En "Fisticuffs" y "Gone Gamblin" retoman su vena más espídica y marrullera dando paso a la hímnica "My Kickass Life" , toda una declaración de intenciones ("I’m in the band/I’m the man with the goldtop in my hand") Preludiando el final tenemos la solemne "Goin' Back To Tucson", la brevísima -y destacable- "I Can't Hold Myself the Line" inspirado ejercicio de Punk Rock old school donde la sombra de Social Distortion se perfila alargada y, poniendo punto y final, "Hot Like The Sun" suerte de doble canción en una, de acelerado y desquiciado comienzo para desembocar en el monolítico y saturado corte que despide este genuino festín de Rock and Roll.

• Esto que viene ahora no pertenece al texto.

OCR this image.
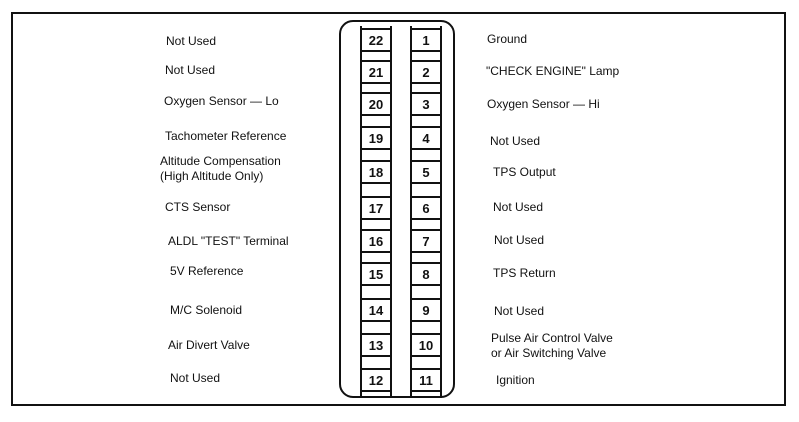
22
21
20
19
18
17
16
15
14
13
12
1
2
3
4
5
6
7
8
9
10
11
Not Used
Not Used
Oxygen Sensor — Lo
Tachometer Reference
Altitude Compensation
(High Altitude Only)
CTS Sensor
ALDL "TEST" Terminal
5V Reference
M/C Solenoid
Air Divert Valve
Not Used
Ground
"CHECK ENGINE" Lamp
Oxygen Sensor — Hi
Not Used
TPS Output
Not Used
Not Used
TPS Return
Not Used
Pulse Air Control Valve
or Air Switching Valve
Ignition
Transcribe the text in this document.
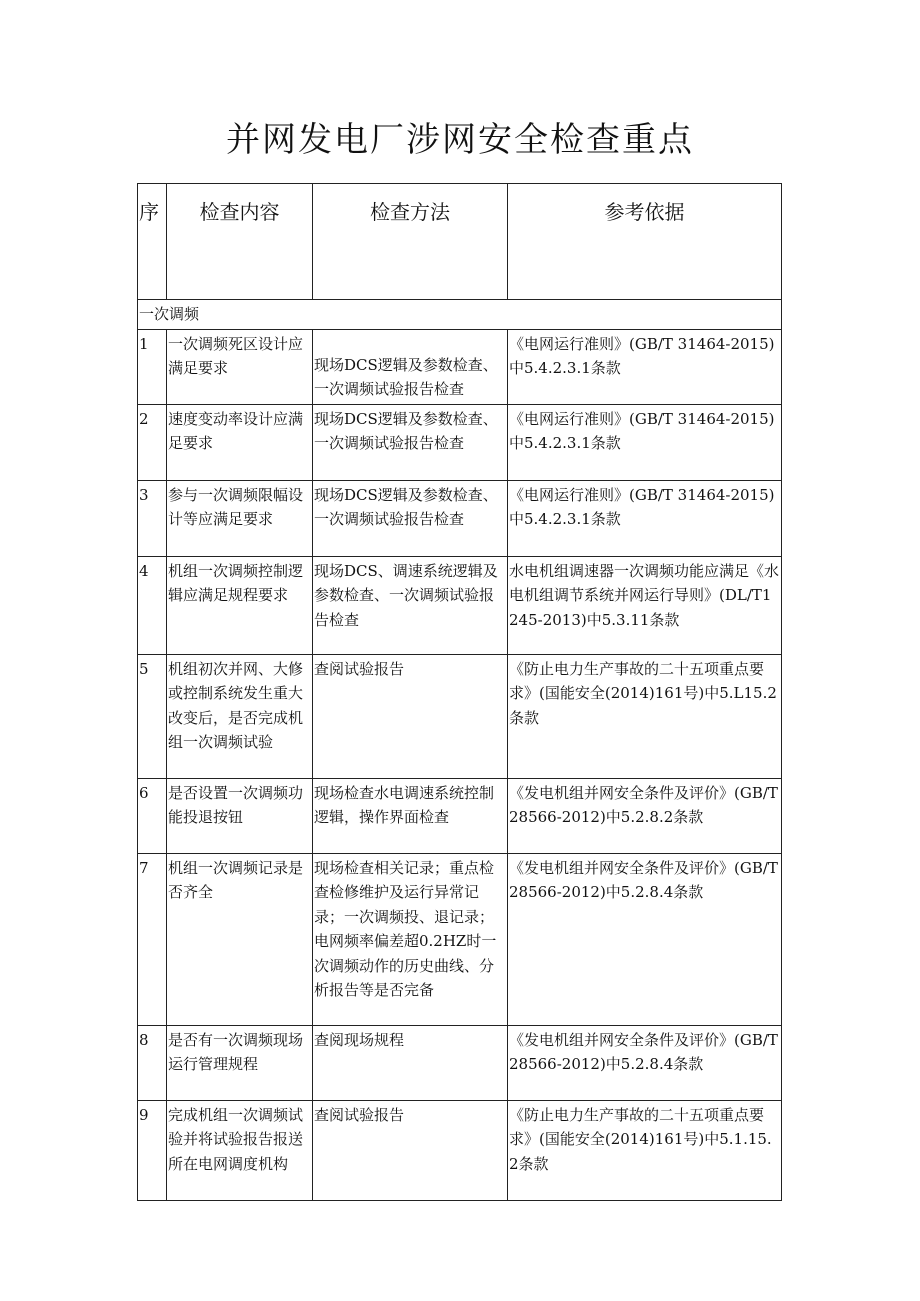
并网发电厂涉网安全检查重点
序	检查内容	检查方法	参考依据
一次调频			
1	一次调频死区设计应满足要求	现场DCS逻辑及参数检查、一次调频试验报告检查	《电网运行准则》(GB/T 31464-2015)中5.4.2.3.1条款
2	速度变动率设计应满足要求	现场DCS逻辑及参数检查、一次调频试验报告检查	《电网运行准则》(GB/T 31464-2015)中5.4.2.3.1条款
3	参与一次调频限幅设计等应满足要求	现场DCS逻辑及参数检查、一次调频试验报告检查	《电网运行准则》(GB/T 31464-2015)中5.4.2.3.1条款
4	机组一次调频控制逻辑应满足规程要求	现场DCS、调速系统逻辑及参数检查、一次调频试验报告检查	水电机组调速器一次调频功能应满足《水电机组调节系统并网运行导则》(DL/T1245-2013)中5.3.11条款
5	机组初次并网、大修或控制系统发生重大改变后，是否完成机组一次调频试验	查阅试验报告	《防止电力生产事故的二十五项重点要求》(国能安全(2014)161号)中5.L15.2条款
6	是否设置一次调频功能投退按钮	现场检查水电调速系统控制逻辑，操作界面检查	《发电机组并网安全条件及评价》(GB/T28566-2012)中5.2.8.2条款
7	机组一次调频记录是否齐全	现场检查相关记录；重点检查检修维护及运行异常记录；一次调频投、退记录；电网频率偏差超0.2HZ时一次调频动作的历史曲线、分析报告等是否完备	《发电机组并网安全条件及评价》(GB/T28566-2012)中5.2.8.4条款
8	是否有一次调频现场运行管理规程	查阅现场规程	《发电机组并网安全条件及评价》(GB/T28566-2012)中5.2.8.4条款
9	完成机组一次调频试验并将试验报告报送所在电网调度机构	查阅试验报告	《防止电力生产事故的二十五项重点要求》(国能安全(2014)161号)中5.1.15.2条款
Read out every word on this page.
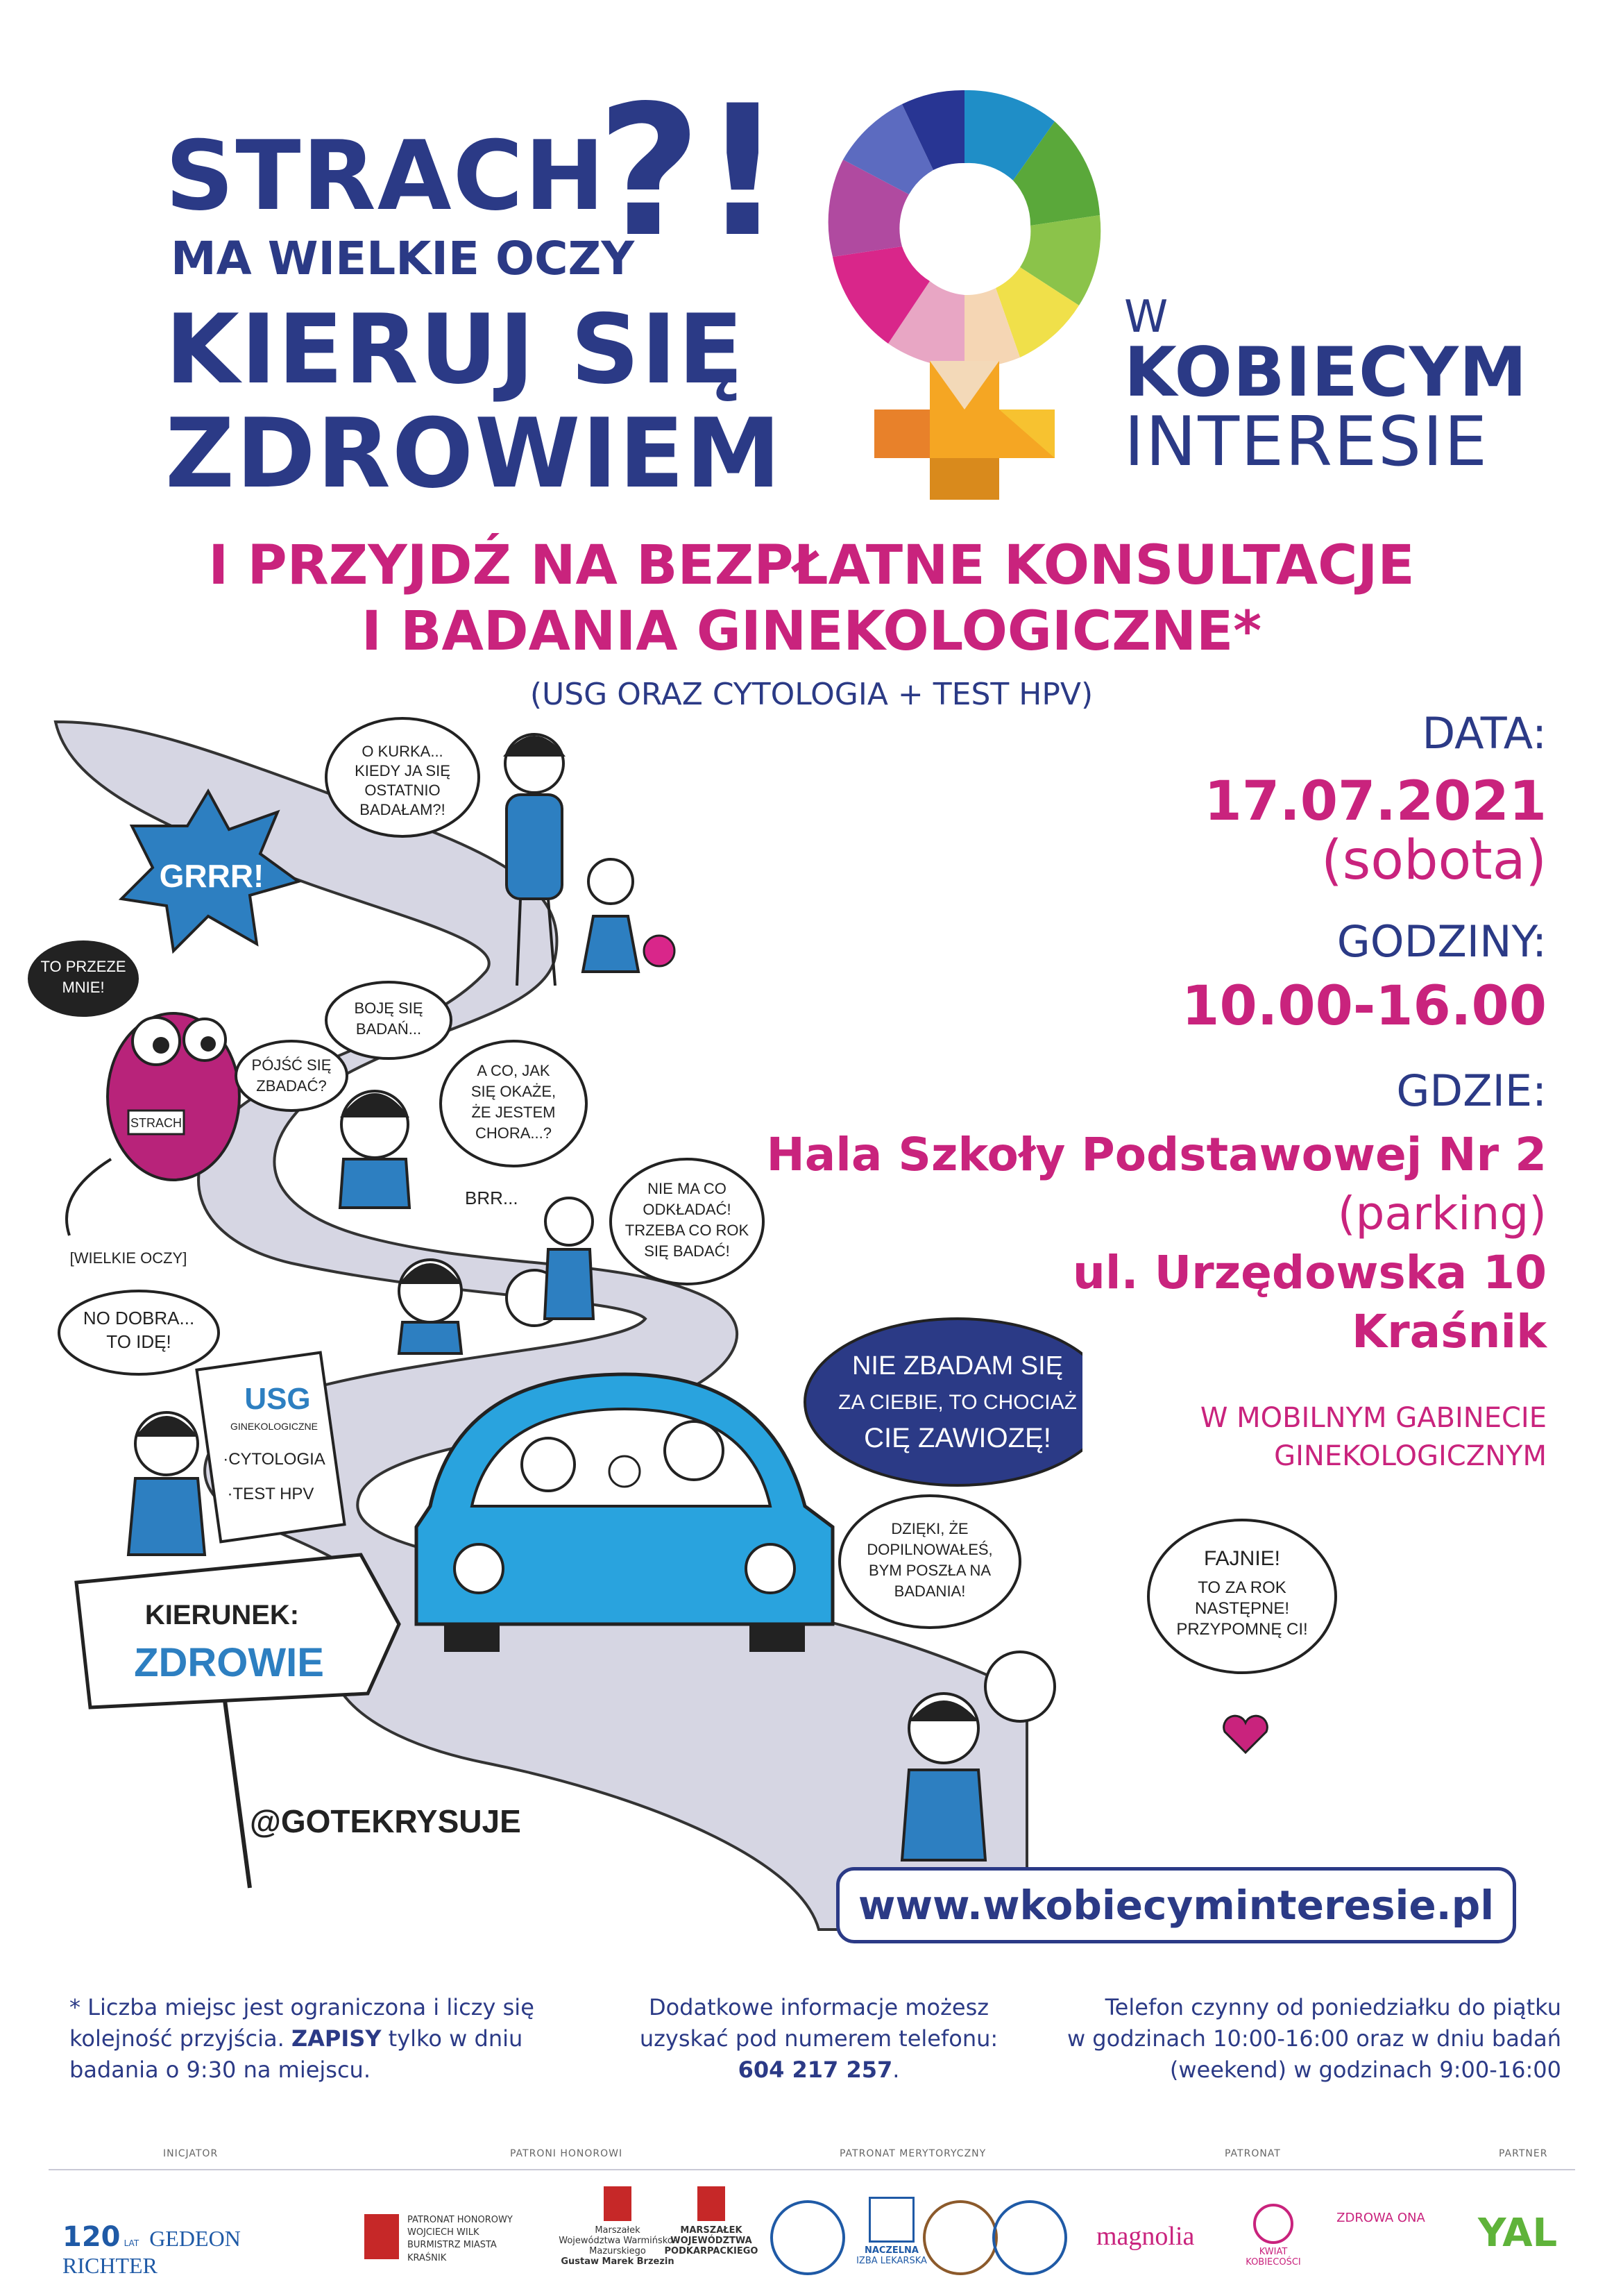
STRACH
?!
MA WIELKIE OCZY
KIERUJ SIĘ
ZDROWIEM
W
KOBIECYM
INTERESIE
I PRZYJDŹ NA BEZPŁATNE KONSULTACJE
I BADANIA GINEKOLOGICZNE*
(USG ORAZ CYTOLOGIA + TEST HPV)
GRRR!
TO PRZEZE
MNIE!
STRACH
[WIELKIE OCZY]
O KURKA...
KIEDY JA SIĘ
OSTATNIO
BADAŁAM?!
BOJĘ SIĘ
BADAŃ...
PÓJŚĆ SIĘ
ZBADAĆ?
A CO, JAK
SIĘ OKAŻE,
ŻE JESTEM
CHORA...?
BRR...	NIE MA CO
ODKŁADAĆ!
TRZEBA CO ROK
SIĘ BADAĆ!
NO DOBRA...
TO IDĘ!
USG
GINEKOLOGICZNE
·CYTOLOGIA
·TEST HPV
NIE ZBADAM SIĘ
ZA CIEBIE, TO CHOCIAŻ
CIĘ ZAWIOZĘ!
DZIĘKI, ŻE
DOPILNOWAŁEŚ,
BYM POSZŁA NA
BADANIA!
KIERUNEK:
ZDROWIE
@GOTEKRYSUJE
FAJNIE!
TO ZA ROK
NASTĘPNE!
PRZYPOMNĘ CI!
DATA:
17.07.2021
(sobota)
GODZINY:
10.00-16.00
GDZIE:
Hala Szkoły Podstawowej Nr 2
(parking)
ul. Urzędowska 10
Kraśnik
W MOBILNYM GABINECIE
GINEKOLOGICZNYM
www.wkobiecyminteresie.pl
* Liczba miejsc jest ograniczona i liczy się
kolejność przyjścia. ZAPISY tylko w dniu
badania o 9:30 na miejscu.
Dodatkowe informacje możesz
uzyskać pod numerem telefonu:
604 217 257.
Telefon czynny od poniedziałku do piątku
w godzinach 10:00-16:00 oraz w dniu badań
(weekend) w godzinach 9:00-16:00
INICJATOR	PATRONI HONOROWI	PATRONAT MERYTORYCZNY	PATRONAT	PARTNER
120 LAT GEDEON RICHTER
PATRONAT HONOROWY
WOJCIECH WILK
BURMISTRZ MIASTA KRAŚNIK
Marszałek
Województwa Warmińsko-Mazurskiego
Gustaw Marek Brzezin
MARSZAŁEK
WOJEWÓDZTWA
PODKARPACKIEGO	NACZELNA
IZBA LEKARSKA
magnolia
KWIAT KOBIECOŚCI
ZDROWA ONA YAL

"The Evil Powers..." terminó de consolidar a los Supersuckers en su condición (que hoy, tantos años después, todavía mantienen) de grupo de culto absolutamente fiel a sí mismo y sus circunstancias. Ajenos a florituras y vaivenes del negocio siguen proclamándose allá donde van "the greatest rock and roll band in the world since Thin Lizzy" , y, el hecho de que eso sea cierto o no resulta del todo irrelevante si lo comparamos con la actitud,el corazón y las pelotas que demuestran al vindicarse como tal.